Question: Does every specific claim in the answer trace back to a retrieved source?

Measured by claim extraction followed by source matching or citation validation.
Failure mode: Answers that are correct (by coincidence or parametric knowledge) but unsupported by retrieved text.

Answer Relevance¶

Question: Does the answer actually address the original question?

Measured by LLM-as-a-judge or semantic similarity between answer and query.

Context Relevance¶

Question: Were the retrieved documents actually relevant to the query?

Measured by LLM-based relevance scoring per retrieved chunk.

7. LLM-as-a-Judge (RAGAS Framework)¶

Using an LLM to evaluate RAG outputs is increasingly the standard approach. RAGAS is a widely-used framework evaluating four dimensions without requiring ground-truth labels for generation:

Dimension	Question Answered
Faithfulness	Are all claims in the answer supported by retrieved context?
Answer Relevance	Is the answer on-topic for the original query?
Context Recall	Does the retrieved context contain what's needed to answer? (Needs reference answer)
Context Precision	Are retrieved documents relevant, or is there noise?

Benefits: Scales without human labelling; captures semantic nuance beyond lexical overlap.

Risks:

Bias towards fluent answers — LLM judges may reward well-written hallucinations.
Sensitivity to prompt design — scoring rubrics matter significantly.
Self-preference bias — models tend to rate outputs from similar architectures more favourably.

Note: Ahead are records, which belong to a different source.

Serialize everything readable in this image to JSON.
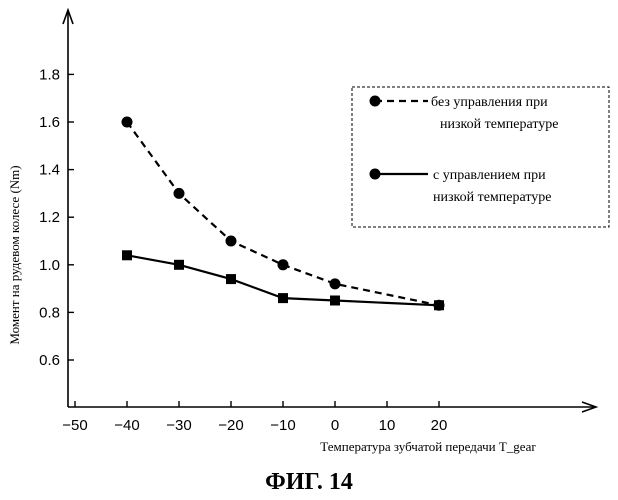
{
  "chart_data": {
    "type": "line",
    "xlabel": "Температура зубчатой передачи T_gear",
    "ylabel": "Момент на рудевом колесе (Nm)",
    "caption": "ФИГ. 14",
    "xlim": [
      -50,
      20
    ],
    "ylim": [
      0.45,
      1.95
    ],
    "xticks": [
      -50,
      -40,
      -30,
      -20,
      -10,
      0,
      10,
      20
    ],
    "yticks": [
      0.6,
      0.8,
      1.0,
      1.2,
      1.4,
      1.6,
      1.8
    ],
    "x_tick_labels": [
      "−50",
      "−40",
      "−30",
      "−20",
      "−10",
      "0",
      "10",
      "20"
    ],
    "y_tick_labels": [
      "0.6",
      "0.8",
      "1.0",
      "1.2",
      "1.4",
      "1.6",
      "1.8"
    ],
    "grid": false,
    "legend_position": "top-right",
    "series": [
      {
        "name_lines": [
          "без управления при",
          "низкой температуре"
        ],
        "line_style": "dashed",
        "marker": "circle",
        "x": [
          -40,
          -30,
          -20,
          -10,
          0,
          20
        ],
        "y": [
          1.6,
          1.3,
          1.1,
          1.0,
          0.92,
          0.83
        ]
      },
      {
        "name_lines": [
          "с управлением при",
          "низкой температуре"
        ],
        "line_style": "solid",
        "marker": "square",
        "x": [
          -40,
          -30,
          -20,
          -10,
          0,
          20
        ],
        "y": [
          1.04,
          1.0,
          0.94,
          0.86,
          0.85,
          0.83
        ]
      }
    ]
  }
}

Best practice: Validate LLM-as-a-judge scores against human judgments on a held-out set before trusting them for production decisions.

8. Human Evaluation Protocols¶

Human evaluation remains the gold standard for RAG systems.

Common criteria: Correctness, completeness, faithfulness, clarity, usefulness.

Protocol design:

Blind evaluation (evaluators don't know which system produced which answer).
Multiple annotators per example (typically 3).
Measure inter-annotator agreement (Cohen's Kappa).

Tradeoffs: High cost; low scalability; slow iteration — but irreplaceable for final validation.

9. Common RAG Failure Types and Root Causes¶

Failure Type	Diagnosis	Fix
Relevant doc not retrieved	Low Recall@k	Improve embeddings; use hybrid retrieval; adjust chunk size
Retrieved but not used by LLM	Good recall, low faithfulness	Improve prompt; citation constraints; rerank more aggressively
Partial hallucinations	Mixed faithful + invented claims	Faithfulness scoring; instruction-tune with grounding
Over-reliance on parametric knowledge	Model ignores retrieved context	Explicit grounding instructions; Self-RAG
Stale or contradictory sources	Corpus not updated	Add timestamps; filter by recency; update index

10. Agent Evaluation¶

For single-agent and multi-agent evaluation — metrics, benchmarks, outcome vs. trajectory evaluation, and multi-agent coordination failures — see the dedicated page: Agent Evaluation.

11. Building an Evaluation Dataset¶

Challenge: Creating reliable ground-truth labels for RAG is expensive.

Approaches:

Synthetic generation: Use an LLM to generate questions from your document corpus, creating question–context–answer triples. Fast and free, but synthetic questions may not match real user queries.
Production logging: Sample real user queries and have humans label relevant documents and correct answers. Most realistic, but requires live traffic.
Expert annotation: For high-stakes domains (medical, legal), pay subject matter experts to create a gold-standard test set. Expensive but highest quality.